My ex-girlfriend is always so negative. Five and a half years ago, she lent me several thousand dollars, which I agreed to pay back (with interest). Now, she's asking me to start repaying her, because she just found out that two years ago I started to tithe. She thinks it's hypocritical that I'm tithing and haven't started paying her back. I told her tithing is mentioned in the Bible, but she said she felt "used." Granted, I also lived in an apartment of hers for free for a year, plus she paid for almost all our entertainment. But I don't make a lot of money, and she makes plenty as a teacher. How can I convince her that being a good Christian by tithing is more important than starting to pay her back now? She doesn't really need the money.

- J., Buffalo, via e-mail

After freeloading on a woman who - no surprise - is now your ex-girlfriend, you stiff her out of money you have a moral, legal and spiritual obligation to repay.

What gave you the idea you had to choose between paying this woman back and paying God forward? Do both, and if you only have enough money to pay your debt or tithe, pay the debt first. God can wait. Here's what you should do: Take all your money out to a parking lot. Throw it in the air and scream at the top of your lungs, "God, take whatever you want!" Whatever falls back down, gather up and give to your ex-girlfriend with your prayerful apologies.

While you're at it, re-read Matthew 23:23: "Away with you, you pettifogging Pharisee lawyers! You give to God a tenth of herbs, like mint, dill, and cumin, but the important duties of the Law - judgment, mercy, honesty - you have neglected. Yet these you ought to have performed, without neglecting the others."

What are your thoughts on cremation? I know Judaism is one of the few, if not the only, major religion that forbids it. My thinking is that cremation is more Earth-friendly, and I really like that idea. I look at it as achieving the same result as the traditional pine box, just hurried along by heat. I also don't like the idea of ever-expanding cemeteries. My children say they'd be OK with cremation for me and agree that it's much more in keeping with my feelings about our planet.

- J., via e-mail

Cremation is forbidden by Jewish law. It's also discouraged by Catholic law. The reasons I believe cremation is a spiritually limited and shortsighted option include your own sensitivities to Earth-friendly disposal of the dead. Cremation wastes a lot of energy and causes pollution. It does this to accomplish what a natural burial in a wooden box does with no energy wastage or pollution. Ecological sensitivity favors burial.

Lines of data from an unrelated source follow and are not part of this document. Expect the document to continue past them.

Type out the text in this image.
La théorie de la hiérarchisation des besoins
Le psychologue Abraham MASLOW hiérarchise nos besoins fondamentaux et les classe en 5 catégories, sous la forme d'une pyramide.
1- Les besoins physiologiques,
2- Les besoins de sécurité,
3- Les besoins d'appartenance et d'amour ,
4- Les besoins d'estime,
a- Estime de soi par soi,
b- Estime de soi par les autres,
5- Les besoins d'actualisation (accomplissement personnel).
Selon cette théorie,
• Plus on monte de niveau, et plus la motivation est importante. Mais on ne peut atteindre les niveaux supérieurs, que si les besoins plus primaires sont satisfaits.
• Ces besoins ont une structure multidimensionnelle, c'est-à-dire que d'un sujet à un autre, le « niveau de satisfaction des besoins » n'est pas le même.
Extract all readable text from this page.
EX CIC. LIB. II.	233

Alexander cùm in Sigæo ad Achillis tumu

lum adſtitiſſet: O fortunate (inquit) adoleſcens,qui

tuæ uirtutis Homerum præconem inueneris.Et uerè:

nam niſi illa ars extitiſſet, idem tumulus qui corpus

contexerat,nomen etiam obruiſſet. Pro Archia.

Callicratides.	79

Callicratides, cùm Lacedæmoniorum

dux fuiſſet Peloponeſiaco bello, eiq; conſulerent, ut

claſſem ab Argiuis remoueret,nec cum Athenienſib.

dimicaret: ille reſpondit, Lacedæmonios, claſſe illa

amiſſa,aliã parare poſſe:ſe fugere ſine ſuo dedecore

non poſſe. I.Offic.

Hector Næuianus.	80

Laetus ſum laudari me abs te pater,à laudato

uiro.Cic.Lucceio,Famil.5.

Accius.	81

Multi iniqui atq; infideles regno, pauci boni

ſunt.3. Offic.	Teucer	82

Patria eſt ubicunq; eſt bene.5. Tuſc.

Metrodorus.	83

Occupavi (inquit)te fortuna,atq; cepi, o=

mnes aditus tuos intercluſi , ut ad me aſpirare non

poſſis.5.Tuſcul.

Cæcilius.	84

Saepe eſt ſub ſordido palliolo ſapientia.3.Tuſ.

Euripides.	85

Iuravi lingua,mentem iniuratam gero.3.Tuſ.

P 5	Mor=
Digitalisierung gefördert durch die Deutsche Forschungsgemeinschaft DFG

However, my main reasons for endorsing traditional Jewish and Christian burial practices have to do with what graves do for the living. They provide our children and the children of your children's children with a sacred place to go to tell their children the stories of their ancestors. A grave focuses memories and helps families to spiritually cohere.

When I'm in a cemetery before a holiday and see families visiting the graves of their ancestors, I feel the warmth of their love. When I see a child place a pebble on a gravestone - or a flower in a Christian cemetery - I'm happy and sad at the same time. Honoring the dead is part of the way we learn to honor the living.

I'm also proud and comforted to see how people are buried in sections of cemeteries created by their synagogues and churches. Establishing and maintaining burial grounds is a way religious communities hold together and remind congregants that we are not only born into families but also into religious communities.

A gravedigger I know calls cemeteries "bone yards." I call them places of rest and remembrance . . . for bones. Cremation cuts you off from all that gathering and remembering and tears and flowers and pebbles. Why would you want to do that? If you are concerned with the Earth, recycle your soda cans, not your bones. May you live to be 120, and then may you be buried in the bosom of the Earth.